The Kings and team owners are covering $5.5 million of the cost. Another $2.5 million is coming from revenue bonds the city of Sacramento is issuing for its contribution to the $477 million arena. The city will own the artwork.

Koons said he didn’t give a lot of thought at first to the notion that Sacramento would be the first municipality to own one of his sculptures. But then he saw the reaction – both positive and negative – and realized the role the sculpture was playing in the city.

“It’s not just one private collector looking at something and saying they’d like that and would like to have that in their collection or a museum,” he said. “This is a whole community, and it’s really very moving.”

Koons also provided some details about his links to Sacramento.

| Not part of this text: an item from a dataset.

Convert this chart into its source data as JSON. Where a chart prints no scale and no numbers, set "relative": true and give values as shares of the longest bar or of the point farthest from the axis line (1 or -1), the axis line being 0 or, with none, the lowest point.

As a young artist, Koons closely followed the work of influential painter Jim Nutt, a leader in the Chicago surrealist movement. Koons said his closest study of Nutt’s work took place while Nutt lived in Sacramento, where he taught art at Sacramento State in the late 1960s and early 1970s.

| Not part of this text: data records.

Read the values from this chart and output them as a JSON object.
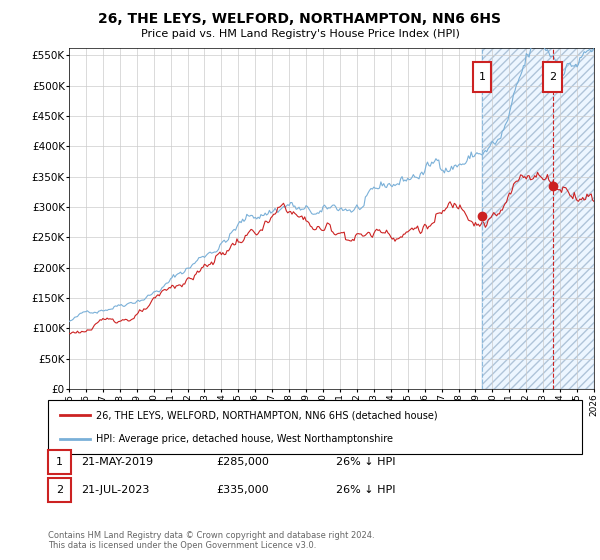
{
  "title": "26, THE LEYS, WELFORD, NORTHAMPTON, NN6 6HS",
  "subtitle": "Price paid vs. HM Land Registry's House Price Index (HPI)",
  "ylim": [
    0,
    562500
  ],
  "yticks": [
    0,
    50000,
    100000,
    150000,
    200000,
    250000,
    300000,
    350000,
    400000,
    450000,
    500000,
    550000
  ],
  "ytick_labels": [
    "£0",
    "£50K",
    "£100K",
    "£150K",
    "£200K",
    "£250K",
    "£300K",
    "£350K",
    "£400K",
    "£450K",
    "£500K",
    "£550K"
  ],
  "background_color": "#ffffff",
  "grid_color": "#cccccc",
  "hpi_color": "#7ab0d8",
  "price_color": "#cc2222",
  "vline1_color": "#7ab0d8",
  "vline2_color": "#cc2222",
  "annotation_box_color": "#cc2222",
  "hatch_fill_color": "#ddeeff",
  "legend_label_price": "26, THE LEYS, WELFORD, NORTHAMPTON, NN6 6HS (detached house)",
  "legend_label_hpi": "HPI: Average price, detached house, West Northamptonshire",
  "transaction1_label": "1",
  "transaction1_date": "21-MAY-2019",
  "transaction1_price": "£285,000",
  "transaction1_hpi": "26% ↓ HPI",
  "transaction2_label": "2",
  "transaction2_date": "21-JUL-2023",
  "transaction2_price": "£335,000",
  "transaction2_hpi": "26% ↓ HPI",
  "footnote": "Contains HM Land Registry data © Crown copyright and database right 2024.\nThis data is licensed under the Open Government Licence v3.0.",
  "transaction1_x": 2019.38,
  "transaction1_y": 285000,
  "transaction2_x": 2023.55,
  "transaction2_y": 335000,
  "xmin": 1995,
  "xmax": 2026
}
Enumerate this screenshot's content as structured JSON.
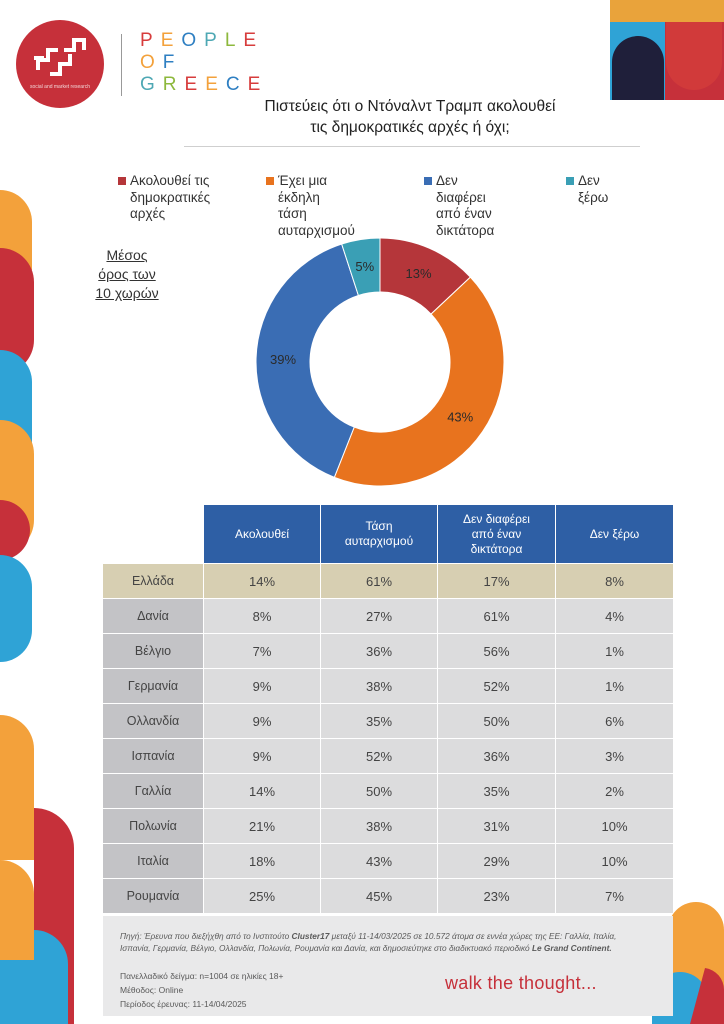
{
  "brand": {
    "logo_tagline": "social and market research",
    "name_lines": [
      "PEOPLE",
      "OF",
      "GREECE"
    ],
    "letter_colors": [
      "#d73c3c",
      "#f3a13b",
      "#2e7fc2",
      "#4ea8b4",
      "#8db83c",
      "#d73c3c",
      "#f3a13b",
      "#2e7fc2",
      "#4ea8b4",
      "#8db83c",
      "#d73c3c",
      "#f3a13b",
      "#2e7fc2"
    ]
  },
  "title_line1": "Πιστεύεις ότι ο Ντόναλντ Τραμπ ακολουθεί",
  "title_line2": "τις δημοκρατικές αρχές ή όχι;",
  "average_label_lines": [
    "Μέσος",
    "όρος των",
    "10 χωρών"
  ],
  "chart_data": {
    "type": "pie",
    "variant": "donut",
    "legend_position": "top",
    "slices": [
      {
        "label_lines": [
          "Ακολουθεί τις",
          "δημοκρατικές",
          "αρχές"
        ],
        "value": 13,
        "value_label": "13%",
        "color": "#b5363a"
      },
      {
        "label_lines": [
          "Έχει μια έκδηλη",
          "τάση",
          "αυταρχισμού"
        ],
        "value": 43,
        "value_label": "43%",
        "color": "#e8731e"
      },
      {
        "label_lines": [
          "Δεν διαφέρει",
          "από έναν",
          "δικτάτορα"
        ],
        "value": 39,
        "value_label": "39%",
        "color": "#3a6db4"
      },
      {
        "label_lines": [
          "Δεν ξέρω"
        ],
        "value": 5,
        "value_label": "5%",
        "color": "#3a9fb5"
      }
    ]
  },
  "table": {
    "headers": [
      {
        "lines": [
          "Ακολουθεί"
        ]
      },
      {
        "lines": [
          "Τάση",
          "αυταρχισμού"
        ]
      },
      {
        "lines": [
          "Δεν διαφέρει",
          "από έναν",
          "δικτάτορα"
        ]
      },
      {
        "lines": [
          "Δεν ξέρω"
        ]
      }
    ],
    "rows": [
      {
        "country": "Ελλάδα",
        "values": [
          "14%",
          "61%",
          "17%",
          "8%"
        ],
        "highlight": true
      },
      {
        "country": "Δανία",
        "values": [
          "8%",
          "27%",
          "61%",
          "4%"
        ]
      },
      {
        "country": "Βέλγιο",
        "values": [
          "7%",
          "36%",
          "56%",
          "1%"
        ]
      },
      {
        "country": "Γερμανία",
        "values": [
          "9%",
          "38%",
          "52%",
          "1%"
        ]
      },
      {
        "country": "Ολλανδία",
        "values": [
          "9%",
          "35%",
          "50%",
          "6%"
        ]
      },
      {
        "country": "Ισπανία",
        "values": [
          "9%",
          "52%",
          "36%",
          "3%"
        ]
      },
      {
        "country": "Γαλλία",
        "values": [
          "14%",
          "50%",
          "35%",
          "2%"
        ]
      },
      {
        "country": "Πολωνία",
        "values": [
          "21%",
          "38%",
          "31%",
          "10%"
        ]
      },
      {
        "country": "Ιταλία",
        "values": [
          "18%",
          "43%",
          "29%",
          "10%"
        ]
      },
      {
        "country": "Ρουμανία",
        "values": [
          "25%",
          "45%",
          "23%",
          "7%"
        ]
      }
    ]
  },
  "footer": {
    "source_prefix": "Πηγή: Έρευνα που διεξήχθη από το Ινστιτούτο ",
    "source_institute": "Cluster17",
    "source_middle": " μεταξύ 11-14/03/2025 σε 10.572 άτομα σε εννέα χώρες της ΕΕ: Γαλλία, Ιταλία, Ισπανία, Γερμανία, Βέλγιο, Ολλανδία, Πολωνία, Ρουμανία και Δανία, και δημοσιεύτηκε στο διαδικτυακό περιοδικό ",
    "source_magazine": "Le Grand Continent.",
    "sample": "Πανελλαδικό δείγμα: n=1004 σε ηλικίες 18+",
    "method": "Μέθοδος: Online",
    "period": "Περίοδος έρευνας: 11-14/04/2025"
  },
  "slogan": "walk the thought...",
  "colors": {
    "brand_red": "#c6303a",
    "header_blue": "#2e5fa5",
    "highlight_row": "#d7cfb2",
    "country_col": "#c3c3c6",
    "value_col": "#dcdcdd"
  }
}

Later in life, Koons married Justine Wheeler, a fellow artist who worked in his studio in the 1990s. Wheeler’s mother lives in Sacramento, and the couple bring their six children here for visits.

While in town, Koons said the family often visits Old Sacramento. As he began designs for his sculpture “Train,” Koons said he sought inspiration from the locomotives inside the California State Railroad Museum. “Train” has not been completed, but could one day be placed on New York City’s High Line, a park that was constructed atop an old elevated railroad spur.

Koons predicted his ties to Sacramento would become stronger.

“I’m going to be looking forward to spending more time in Sacramento because we want to experience the stadium, we want to see the Kings,” Koons said.